If \(ab=20\) and \(f(g(x))=g(f(x))\) for \(x=0,1,2,\ldots ,9\), find the sum of all possible values of \(a\).
\(\begin{array}{|rcll|} \hline \mathbf{f(x)} &=& \mathbf{3x+2} \quad &| \quad x=g(x) \\\\ f(g(x)) &=& 3g(x)+2 \quad &| \quad g(x)=ax+b \\ f(g(x)) &=& 3(ax+b)+2 \\ f(g(x)) &=& 3ax+3b+2 \quad &| \quad b=\dfrac{20}{a} \\ f(g(x)) &=& 3ax+3*\dfrac{20}{a}+2 \\ \mathbf{f(g(x))} &=& \mathbf{3ax+ \dfrac{60}{a}+2} \\ \hline \end{array} \begin{array}{|rcll|} \hline \mathbf{g(x)} &=& \mathbf{ax+b} \quad &| \quad x=f(x) \\\\ g(f(x)) &=& af(x)+b \quad &| \quad f(x)=3x+2 \\ g(f(x)) &=& a(3x+2)+b \\ g(f(x)) &=& 3ax+2a+b \quad &| \quad b=\dfrac{20}{a} \\ \mathbf{g(f(x))} &=& \mathbf{3ax+2a+\dfrac{20}{a}} \\ \hline \end{array} \)

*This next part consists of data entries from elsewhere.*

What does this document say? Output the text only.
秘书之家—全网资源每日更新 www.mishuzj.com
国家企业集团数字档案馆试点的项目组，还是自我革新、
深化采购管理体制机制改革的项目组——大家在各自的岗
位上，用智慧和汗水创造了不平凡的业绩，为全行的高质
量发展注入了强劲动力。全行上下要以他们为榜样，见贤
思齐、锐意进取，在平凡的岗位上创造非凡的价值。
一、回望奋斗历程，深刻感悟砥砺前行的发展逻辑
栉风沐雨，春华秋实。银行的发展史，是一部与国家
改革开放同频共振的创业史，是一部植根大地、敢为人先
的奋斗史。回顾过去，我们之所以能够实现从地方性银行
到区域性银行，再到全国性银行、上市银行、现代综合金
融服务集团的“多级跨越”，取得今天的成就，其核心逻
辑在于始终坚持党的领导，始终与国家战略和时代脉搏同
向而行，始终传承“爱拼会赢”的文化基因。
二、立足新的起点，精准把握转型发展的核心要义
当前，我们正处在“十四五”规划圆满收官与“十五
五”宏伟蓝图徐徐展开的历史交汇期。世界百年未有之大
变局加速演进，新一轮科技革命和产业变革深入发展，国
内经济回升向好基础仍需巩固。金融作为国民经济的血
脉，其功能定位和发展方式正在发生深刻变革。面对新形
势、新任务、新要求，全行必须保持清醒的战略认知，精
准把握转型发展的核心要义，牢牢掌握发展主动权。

\(\begin{array}{|rcll|} \hline \mathbf{ f(g(x)) } &=& \mathbf{g(f(x))} \\\\ 3ax+ \dfrac{60}{a}+2 &=& 3ax+2a+\dfrac{20}{a} \\\\ \dfrac{60}{a}+2 &=& 2a+\dfrac{20}{a} \\\\ \dfrac{60}{a}-\dfrac{20}{a}+2 &=& 2a \\\\ \dfrac{40}{a} +2 &=& 2a \quad &| \quad * a \\\\ 40 +2a &=& 2a^2 \quad &| \quad : 2 \\ 20 + a &=& a^2 \\ \mathbf{ a^2-a-20} &=& \mathbf{0} \\\\ a _{1,2} &=& \dfrac{1 \pm \sqrt{1-4(-20)} }{2} \\ a _{1,2} &=& \dfrac{1 \pm \sqrt{81} }{2} \\\\ a _{1,2} &=& \dfrac{1 \pm 9 }{2} \\\\ a_1 = \dfrac{1}{2} + \dfrac{9}{2} && a_2 = \dfrac{1}{2} - \dfrac{9}{2} \\ a_1+a_2 &=& 2\times \dfrac{1}{2} \\ \mathbf{a_1+a_2} &=& \mathbf{1} \\ \hline \end{array}\)